Many leftists accuse liberty-lovers of being “radical.” And to that, one can gladly plead “guilty,” because "radical," derived from Greek for “radish" or "root," simply means one who gets “to the root” of things.
Which leads us "radicals" to this new tale and how it allows us to see the root of the larger problem.
On first blush, it looks like a smart Arizona guy making a point.
According to Chloe Mar, of ABC15 in Arizona, a Prescott Valley resident named David Keller decided to demonstrate the overuse of “service” animals by registering a beehive as his service animal.
Think about the fun of seeing him board your plane or train with that on a leash.
'We go out and pretty much everywhere we go we see a fake service animal that's being passed off as a real one,' says Keller.
Mr. Keller didn’t go through the entire process. He merely found one of the myriad websites offering help to “register” an animal as a “service” or “therapy” pet and uploaded a photo and description of an enormous beehive.
After the free registration, branded harnesses, badges and more are available for purchase. Within five minutes, he says he successfully registered a beehive as a therapy animal.
Which is a darned funny way to make a point to those who might abuse “the system” so they can bring their pets anywhere they please, including into private businesses.
But Ms. Mar also interviewed Sey In, an attorney with the Arizona Center for Disability Law, and noted:
'If he were to go to a restaurant or a business and wanted to bring in the beehive and call it a service animal. By law, he can't do that,' says In.
Ahh… So, perhaps we’re getting closer to “the root” of the problem. Which is, the “law.”
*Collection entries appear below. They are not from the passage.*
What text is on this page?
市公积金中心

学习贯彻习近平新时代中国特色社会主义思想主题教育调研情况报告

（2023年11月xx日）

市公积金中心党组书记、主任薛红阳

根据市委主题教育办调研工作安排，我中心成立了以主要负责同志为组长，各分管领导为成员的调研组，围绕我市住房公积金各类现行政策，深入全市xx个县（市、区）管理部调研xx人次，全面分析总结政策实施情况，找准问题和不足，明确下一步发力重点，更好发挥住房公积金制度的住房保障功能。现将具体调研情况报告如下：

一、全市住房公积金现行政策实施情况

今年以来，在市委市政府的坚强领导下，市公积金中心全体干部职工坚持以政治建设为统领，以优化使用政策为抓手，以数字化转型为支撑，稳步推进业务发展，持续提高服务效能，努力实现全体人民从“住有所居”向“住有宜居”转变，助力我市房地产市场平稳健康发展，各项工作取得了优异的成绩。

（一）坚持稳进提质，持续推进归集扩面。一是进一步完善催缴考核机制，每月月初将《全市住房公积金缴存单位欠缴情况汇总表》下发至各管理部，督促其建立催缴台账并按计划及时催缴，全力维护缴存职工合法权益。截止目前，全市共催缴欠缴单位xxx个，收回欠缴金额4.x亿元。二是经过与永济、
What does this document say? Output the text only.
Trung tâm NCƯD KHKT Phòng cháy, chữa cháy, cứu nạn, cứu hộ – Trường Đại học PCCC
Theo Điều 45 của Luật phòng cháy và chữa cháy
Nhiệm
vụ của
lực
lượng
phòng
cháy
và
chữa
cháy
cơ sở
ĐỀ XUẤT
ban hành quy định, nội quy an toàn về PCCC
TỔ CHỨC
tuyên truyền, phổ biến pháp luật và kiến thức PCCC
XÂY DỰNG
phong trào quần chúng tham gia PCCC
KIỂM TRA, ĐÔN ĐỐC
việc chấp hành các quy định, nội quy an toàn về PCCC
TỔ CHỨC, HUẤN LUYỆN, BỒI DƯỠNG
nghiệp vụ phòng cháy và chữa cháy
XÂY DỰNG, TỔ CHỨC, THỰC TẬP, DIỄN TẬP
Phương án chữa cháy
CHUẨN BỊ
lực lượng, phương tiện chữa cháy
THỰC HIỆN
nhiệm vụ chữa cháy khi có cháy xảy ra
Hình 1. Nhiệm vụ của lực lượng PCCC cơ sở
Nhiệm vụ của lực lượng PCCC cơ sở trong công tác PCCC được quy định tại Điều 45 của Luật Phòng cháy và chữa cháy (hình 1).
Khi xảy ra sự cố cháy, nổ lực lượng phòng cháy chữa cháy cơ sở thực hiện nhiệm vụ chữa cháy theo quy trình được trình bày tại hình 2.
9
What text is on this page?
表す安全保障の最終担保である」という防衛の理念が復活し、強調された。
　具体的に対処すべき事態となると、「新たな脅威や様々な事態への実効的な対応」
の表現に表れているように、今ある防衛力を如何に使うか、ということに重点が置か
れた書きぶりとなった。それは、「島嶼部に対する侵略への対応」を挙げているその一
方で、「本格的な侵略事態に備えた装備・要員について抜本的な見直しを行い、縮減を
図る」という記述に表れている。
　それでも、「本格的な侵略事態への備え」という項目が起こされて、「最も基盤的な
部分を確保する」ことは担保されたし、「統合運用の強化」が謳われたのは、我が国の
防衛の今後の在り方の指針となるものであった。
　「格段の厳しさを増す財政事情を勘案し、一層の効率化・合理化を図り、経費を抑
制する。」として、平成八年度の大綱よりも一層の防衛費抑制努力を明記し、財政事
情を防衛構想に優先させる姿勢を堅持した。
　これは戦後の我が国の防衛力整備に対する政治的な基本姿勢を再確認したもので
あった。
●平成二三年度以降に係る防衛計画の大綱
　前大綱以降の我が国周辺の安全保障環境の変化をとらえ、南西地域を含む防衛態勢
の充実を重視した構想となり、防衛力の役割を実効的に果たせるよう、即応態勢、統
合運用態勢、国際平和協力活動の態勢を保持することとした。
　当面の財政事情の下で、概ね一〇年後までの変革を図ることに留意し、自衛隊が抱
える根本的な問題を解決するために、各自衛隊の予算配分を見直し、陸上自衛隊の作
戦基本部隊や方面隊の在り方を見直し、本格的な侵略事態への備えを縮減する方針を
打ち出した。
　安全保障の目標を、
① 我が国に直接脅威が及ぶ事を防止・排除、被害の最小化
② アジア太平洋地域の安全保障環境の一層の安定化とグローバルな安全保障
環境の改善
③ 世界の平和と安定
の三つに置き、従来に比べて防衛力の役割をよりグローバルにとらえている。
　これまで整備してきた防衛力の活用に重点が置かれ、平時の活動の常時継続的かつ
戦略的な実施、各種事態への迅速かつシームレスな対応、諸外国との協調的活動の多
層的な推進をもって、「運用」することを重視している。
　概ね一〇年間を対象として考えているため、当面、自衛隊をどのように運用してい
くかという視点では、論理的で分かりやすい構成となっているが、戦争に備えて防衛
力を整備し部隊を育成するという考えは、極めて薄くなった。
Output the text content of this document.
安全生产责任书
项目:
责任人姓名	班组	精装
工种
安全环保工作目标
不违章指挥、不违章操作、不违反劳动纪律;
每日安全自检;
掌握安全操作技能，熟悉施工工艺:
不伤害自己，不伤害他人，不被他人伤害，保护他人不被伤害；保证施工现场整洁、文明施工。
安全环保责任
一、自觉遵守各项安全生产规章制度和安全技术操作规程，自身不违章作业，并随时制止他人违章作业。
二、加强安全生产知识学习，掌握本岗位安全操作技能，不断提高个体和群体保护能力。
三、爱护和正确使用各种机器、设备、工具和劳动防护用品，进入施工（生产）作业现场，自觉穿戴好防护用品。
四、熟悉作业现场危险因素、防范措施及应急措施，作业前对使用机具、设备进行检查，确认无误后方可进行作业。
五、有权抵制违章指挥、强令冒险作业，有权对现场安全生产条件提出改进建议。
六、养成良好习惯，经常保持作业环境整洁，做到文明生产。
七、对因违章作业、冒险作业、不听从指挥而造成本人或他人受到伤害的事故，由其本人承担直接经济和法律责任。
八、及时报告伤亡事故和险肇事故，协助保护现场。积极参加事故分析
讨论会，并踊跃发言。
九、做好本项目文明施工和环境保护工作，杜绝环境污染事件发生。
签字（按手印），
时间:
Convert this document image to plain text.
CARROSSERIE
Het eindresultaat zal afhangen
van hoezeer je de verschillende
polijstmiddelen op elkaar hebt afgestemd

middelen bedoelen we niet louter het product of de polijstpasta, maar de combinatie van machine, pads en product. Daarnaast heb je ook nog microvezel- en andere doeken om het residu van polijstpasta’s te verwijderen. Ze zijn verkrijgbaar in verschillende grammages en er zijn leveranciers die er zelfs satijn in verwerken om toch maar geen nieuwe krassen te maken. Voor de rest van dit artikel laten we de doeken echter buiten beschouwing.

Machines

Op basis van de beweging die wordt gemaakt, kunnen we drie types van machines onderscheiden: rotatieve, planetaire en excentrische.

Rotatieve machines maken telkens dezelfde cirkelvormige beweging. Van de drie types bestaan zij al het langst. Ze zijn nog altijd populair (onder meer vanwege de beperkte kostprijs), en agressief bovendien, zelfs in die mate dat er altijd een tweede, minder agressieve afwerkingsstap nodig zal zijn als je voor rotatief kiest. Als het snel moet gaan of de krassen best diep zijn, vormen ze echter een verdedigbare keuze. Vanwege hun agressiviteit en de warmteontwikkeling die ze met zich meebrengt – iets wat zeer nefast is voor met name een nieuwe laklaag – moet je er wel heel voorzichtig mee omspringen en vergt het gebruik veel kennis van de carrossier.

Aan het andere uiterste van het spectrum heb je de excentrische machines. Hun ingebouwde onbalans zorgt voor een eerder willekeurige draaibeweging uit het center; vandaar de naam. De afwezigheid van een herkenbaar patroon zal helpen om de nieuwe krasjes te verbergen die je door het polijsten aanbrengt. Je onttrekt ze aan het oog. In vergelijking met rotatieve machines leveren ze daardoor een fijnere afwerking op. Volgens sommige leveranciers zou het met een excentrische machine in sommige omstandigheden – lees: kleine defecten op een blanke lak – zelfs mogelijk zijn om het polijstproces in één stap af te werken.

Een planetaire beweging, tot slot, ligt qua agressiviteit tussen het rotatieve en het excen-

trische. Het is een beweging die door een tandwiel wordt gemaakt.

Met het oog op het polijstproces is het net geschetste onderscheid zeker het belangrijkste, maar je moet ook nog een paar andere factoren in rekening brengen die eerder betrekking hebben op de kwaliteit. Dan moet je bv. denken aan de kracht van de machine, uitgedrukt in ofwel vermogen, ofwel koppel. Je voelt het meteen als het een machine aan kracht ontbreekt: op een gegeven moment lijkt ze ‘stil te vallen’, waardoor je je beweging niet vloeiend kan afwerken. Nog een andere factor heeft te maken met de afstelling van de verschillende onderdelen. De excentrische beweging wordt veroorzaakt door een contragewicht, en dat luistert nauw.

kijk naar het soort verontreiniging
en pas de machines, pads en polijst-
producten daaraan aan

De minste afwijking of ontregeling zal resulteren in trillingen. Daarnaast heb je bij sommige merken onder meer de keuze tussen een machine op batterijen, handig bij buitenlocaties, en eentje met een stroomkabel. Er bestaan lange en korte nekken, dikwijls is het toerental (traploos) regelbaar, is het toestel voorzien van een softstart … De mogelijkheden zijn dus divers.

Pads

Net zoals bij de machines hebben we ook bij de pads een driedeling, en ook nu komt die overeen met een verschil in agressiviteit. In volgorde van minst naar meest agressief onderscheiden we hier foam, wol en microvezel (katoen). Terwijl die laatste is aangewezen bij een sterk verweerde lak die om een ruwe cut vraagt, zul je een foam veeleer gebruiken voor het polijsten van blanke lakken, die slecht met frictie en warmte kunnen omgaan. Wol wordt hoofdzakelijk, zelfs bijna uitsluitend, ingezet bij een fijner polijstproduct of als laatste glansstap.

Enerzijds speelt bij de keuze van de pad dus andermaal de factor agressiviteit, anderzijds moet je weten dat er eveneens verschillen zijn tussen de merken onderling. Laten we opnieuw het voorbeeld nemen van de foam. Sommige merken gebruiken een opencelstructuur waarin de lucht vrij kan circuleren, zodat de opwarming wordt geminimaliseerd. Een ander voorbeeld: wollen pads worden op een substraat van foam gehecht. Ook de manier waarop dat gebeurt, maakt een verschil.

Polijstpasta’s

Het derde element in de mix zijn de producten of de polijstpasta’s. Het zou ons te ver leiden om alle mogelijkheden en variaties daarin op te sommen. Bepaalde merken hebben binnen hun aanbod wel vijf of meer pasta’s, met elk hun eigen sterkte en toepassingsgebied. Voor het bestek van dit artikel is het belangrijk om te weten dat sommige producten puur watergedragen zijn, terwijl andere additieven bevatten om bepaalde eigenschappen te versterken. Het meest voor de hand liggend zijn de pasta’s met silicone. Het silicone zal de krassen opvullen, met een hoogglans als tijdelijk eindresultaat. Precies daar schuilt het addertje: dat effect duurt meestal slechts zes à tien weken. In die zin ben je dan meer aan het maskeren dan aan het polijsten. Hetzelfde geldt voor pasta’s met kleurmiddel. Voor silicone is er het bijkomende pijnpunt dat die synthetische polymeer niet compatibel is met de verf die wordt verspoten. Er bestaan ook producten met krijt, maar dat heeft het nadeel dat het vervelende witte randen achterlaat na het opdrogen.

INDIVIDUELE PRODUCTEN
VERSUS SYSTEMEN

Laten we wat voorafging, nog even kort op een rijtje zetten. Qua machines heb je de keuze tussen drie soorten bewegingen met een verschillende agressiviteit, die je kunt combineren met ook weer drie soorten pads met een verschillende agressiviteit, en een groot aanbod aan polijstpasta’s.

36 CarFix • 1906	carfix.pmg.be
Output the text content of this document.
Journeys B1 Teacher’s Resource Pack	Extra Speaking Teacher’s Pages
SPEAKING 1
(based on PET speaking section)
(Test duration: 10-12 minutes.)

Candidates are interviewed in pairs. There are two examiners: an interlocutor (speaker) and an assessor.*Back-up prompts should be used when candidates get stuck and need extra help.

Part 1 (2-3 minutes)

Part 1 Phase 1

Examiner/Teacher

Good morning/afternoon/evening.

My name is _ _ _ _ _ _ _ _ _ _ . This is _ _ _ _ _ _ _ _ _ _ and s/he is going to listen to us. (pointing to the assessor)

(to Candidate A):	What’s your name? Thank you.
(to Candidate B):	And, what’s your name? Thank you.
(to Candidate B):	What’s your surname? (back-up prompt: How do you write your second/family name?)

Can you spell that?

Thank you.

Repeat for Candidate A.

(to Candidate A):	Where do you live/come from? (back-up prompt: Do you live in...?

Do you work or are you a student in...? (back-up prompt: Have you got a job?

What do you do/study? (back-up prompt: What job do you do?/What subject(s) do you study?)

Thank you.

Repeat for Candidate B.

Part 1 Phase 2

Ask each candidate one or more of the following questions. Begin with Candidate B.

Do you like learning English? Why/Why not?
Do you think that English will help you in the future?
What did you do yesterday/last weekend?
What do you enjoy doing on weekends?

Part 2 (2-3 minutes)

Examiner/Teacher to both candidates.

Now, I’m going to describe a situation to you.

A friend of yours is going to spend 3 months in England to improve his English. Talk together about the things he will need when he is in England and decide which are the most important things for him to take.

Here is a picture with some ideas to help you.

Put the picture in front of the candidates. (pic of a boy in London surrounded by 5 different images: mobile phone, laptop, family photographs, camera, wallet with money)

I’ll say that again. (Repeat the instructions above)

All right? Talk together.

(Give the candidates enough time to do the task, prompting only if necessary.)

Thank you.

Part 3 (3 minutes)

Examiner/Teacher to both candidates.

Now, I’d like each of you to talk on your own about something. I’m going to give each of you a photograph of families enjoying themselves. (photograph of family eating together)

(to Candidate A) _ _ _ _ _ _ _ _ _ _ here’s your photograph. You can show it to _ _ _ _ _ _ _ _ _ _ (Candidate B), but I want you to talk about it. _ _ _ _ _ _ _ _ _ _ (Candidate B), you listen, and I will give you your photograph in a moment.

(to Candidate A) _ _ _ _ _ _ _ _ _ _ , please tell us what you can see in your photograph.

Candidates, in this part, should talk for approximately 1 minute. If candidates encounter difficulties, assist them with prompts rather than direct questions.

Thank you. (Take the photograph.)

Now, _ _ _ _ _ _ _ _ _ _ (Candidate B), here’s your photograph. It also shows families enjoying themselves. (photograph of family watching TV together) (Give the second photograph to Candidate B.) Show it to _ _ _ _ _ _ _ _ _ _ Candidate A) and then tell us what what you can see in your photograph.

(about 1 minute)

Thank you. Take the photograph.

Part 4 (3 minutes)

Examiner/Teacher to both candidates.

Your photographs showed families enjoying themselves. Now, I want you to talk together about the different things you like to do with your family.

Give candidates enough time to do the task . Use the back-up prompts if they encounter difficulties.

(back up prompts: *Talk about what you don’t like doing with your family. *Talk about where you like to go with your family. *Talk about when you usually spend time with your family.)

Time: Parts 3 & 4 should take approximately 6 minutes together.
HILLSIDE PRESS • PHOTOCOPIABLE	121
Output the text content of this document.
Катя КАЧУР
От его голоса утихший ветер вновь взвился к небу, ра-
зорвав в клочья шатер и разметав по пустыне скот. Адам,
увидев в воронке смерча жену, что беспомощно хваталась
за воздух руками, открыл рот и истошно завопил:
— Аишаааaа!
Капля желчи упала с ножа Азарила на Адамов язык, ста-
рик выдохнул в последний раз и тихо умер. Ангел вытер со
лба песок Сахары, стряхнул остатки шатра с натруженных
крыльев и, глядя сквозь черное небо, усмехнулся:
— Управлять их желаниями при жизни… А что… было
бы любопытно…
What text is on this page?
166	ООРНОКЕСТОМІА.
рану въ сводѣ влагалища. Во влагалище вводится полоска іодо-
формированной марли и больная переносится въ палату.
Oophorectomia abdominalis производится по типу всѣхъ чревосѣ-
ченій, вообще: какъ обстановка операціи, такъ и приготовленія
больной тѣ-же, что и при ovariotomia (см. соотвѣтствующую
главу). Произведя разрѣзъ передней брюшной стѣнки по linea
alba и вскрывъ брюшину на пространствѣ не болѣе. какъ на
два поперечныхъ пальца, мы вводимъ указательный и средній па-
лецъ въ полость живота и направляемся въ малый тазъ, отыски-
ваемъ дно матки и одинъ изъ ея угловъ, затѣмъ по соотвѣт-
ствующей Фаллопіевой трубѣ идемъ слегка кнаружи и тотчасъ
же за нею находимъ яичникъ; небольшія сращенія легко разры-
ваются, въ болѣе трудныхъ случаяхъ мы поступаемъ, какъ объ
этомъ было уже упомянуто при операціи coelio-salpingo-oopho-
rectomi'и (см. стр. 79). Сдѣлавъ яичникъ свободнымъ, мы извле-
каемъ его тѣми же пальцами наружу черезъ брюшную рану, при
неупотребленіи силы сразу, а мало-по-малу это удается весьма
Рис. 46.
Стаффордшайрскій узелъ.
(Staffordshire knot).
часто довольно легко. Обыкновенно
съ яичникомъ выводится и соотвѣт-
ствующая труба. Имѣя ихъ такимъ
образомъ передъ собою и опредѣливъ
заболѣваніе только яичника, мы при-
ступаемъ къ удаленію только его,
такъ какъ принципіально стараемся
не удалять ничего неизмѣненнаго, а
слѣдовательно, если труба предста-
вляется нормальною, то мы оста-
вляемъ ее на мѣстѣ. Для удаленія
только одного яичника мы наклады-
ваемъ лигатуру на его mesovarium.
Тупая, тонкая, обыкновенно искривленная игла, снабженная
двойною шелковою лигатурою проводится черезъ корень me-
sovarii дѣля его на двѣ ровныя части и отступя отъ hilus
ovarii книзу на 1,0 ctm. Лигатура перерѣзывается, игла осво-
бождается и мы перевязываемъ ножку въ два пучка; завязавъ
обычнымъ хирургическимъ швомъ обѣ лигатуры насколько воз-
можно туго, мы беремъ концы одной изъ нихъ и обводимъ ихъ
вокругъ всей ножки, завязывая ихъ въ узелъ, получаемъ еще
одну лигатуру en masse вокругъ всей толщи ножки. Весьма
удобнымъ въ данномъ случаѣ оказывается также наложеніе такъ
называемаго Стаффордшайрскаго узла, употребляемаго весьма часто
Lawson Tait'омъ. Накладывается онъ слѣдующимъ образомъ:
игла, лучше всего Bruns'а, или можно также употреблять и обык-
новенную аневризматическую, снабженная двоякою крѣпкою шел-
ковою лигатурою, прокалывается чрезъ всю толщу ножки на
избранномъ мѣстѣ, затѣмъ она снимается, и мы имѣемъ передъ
Everything stems from a federal statute. Specifically, the 1992 “Americans With Disabilities Act,” or “ADA” as it is known, which was promoted and passed by George H. W. Bush with the aid of both wonderful, blind-to-their-constitutional-oaths political parties in that Congress, is the source of all the madness.
This is the law that took the statutory attack on private property established by the “Public Accommodations” portion of the 1964 Civil Rights Act and metastasized it. Which means we need to look at that 1964 federal "Civil Rights" statute.
In addition to the laudable action of assuring that black Americans would able to vote, the 1964 Civil Rights Act contained the “Public Accommodations” portion, which mandated that any privately owned business that was open for trade with others was no longer “private property,” but had become “public property” and could not be closed to others “based on race.”
The 1992 ADA took another step beyond the ’64 Civil Rights Act’s “Public Accommodations” mandates and included “disability” along with “race” in its mandates, resulting in all kinds of bizarre outcomes, from restaurants having to try multiple times to install “handicap ramps” because earlier attempts didn’t accord with the “angle” preferred by the feds, to the widely known contemporary dispute over “gender-neutral” bathrooms in stores.
And this pertains to “assistance animals” (not “therapy animals) because the feds mandate it. As legal website Nolo.org notes:
Under Arizona’s service animal law and the federal Americans with Disabilities Act (ADA), people with disabilities may bring their service animals to all "public accommodations," including restaurants, schools, grocery stores, theaters, businesses, motels, and more. Public accommodations in Arizona must comply with both state and federal law.
And, though the ADA stipulates that only dogs or miniature horses can be categorized as “service animals” (i.e., those animals able to help with physical tasks), it actually doesn’t require any kind of paper certificate to register them as such. In fact, asking for identification is considered discrimination and registration is not required. So a piece of paper isn't really necessary.
"There's no legal value to it but it might provide some sort of peace of mind," says In.
So Keller’s absurdist protest is a bit misplaced, but it makes a point to those who would take advantage of an already problematic set of federal and state mandates on private business owners. And it allows us to take away a lesson about the importance of respecting private property, and the principle that the rules for its operation should be left up to owners.
When that happens, we can see how owners and customers relate to one another and signal their preferences. Perhaps more people would like to see business owners accept “therapy” animals into their establishments.
If we let people be free, they can decide for themselves. What a novel concept.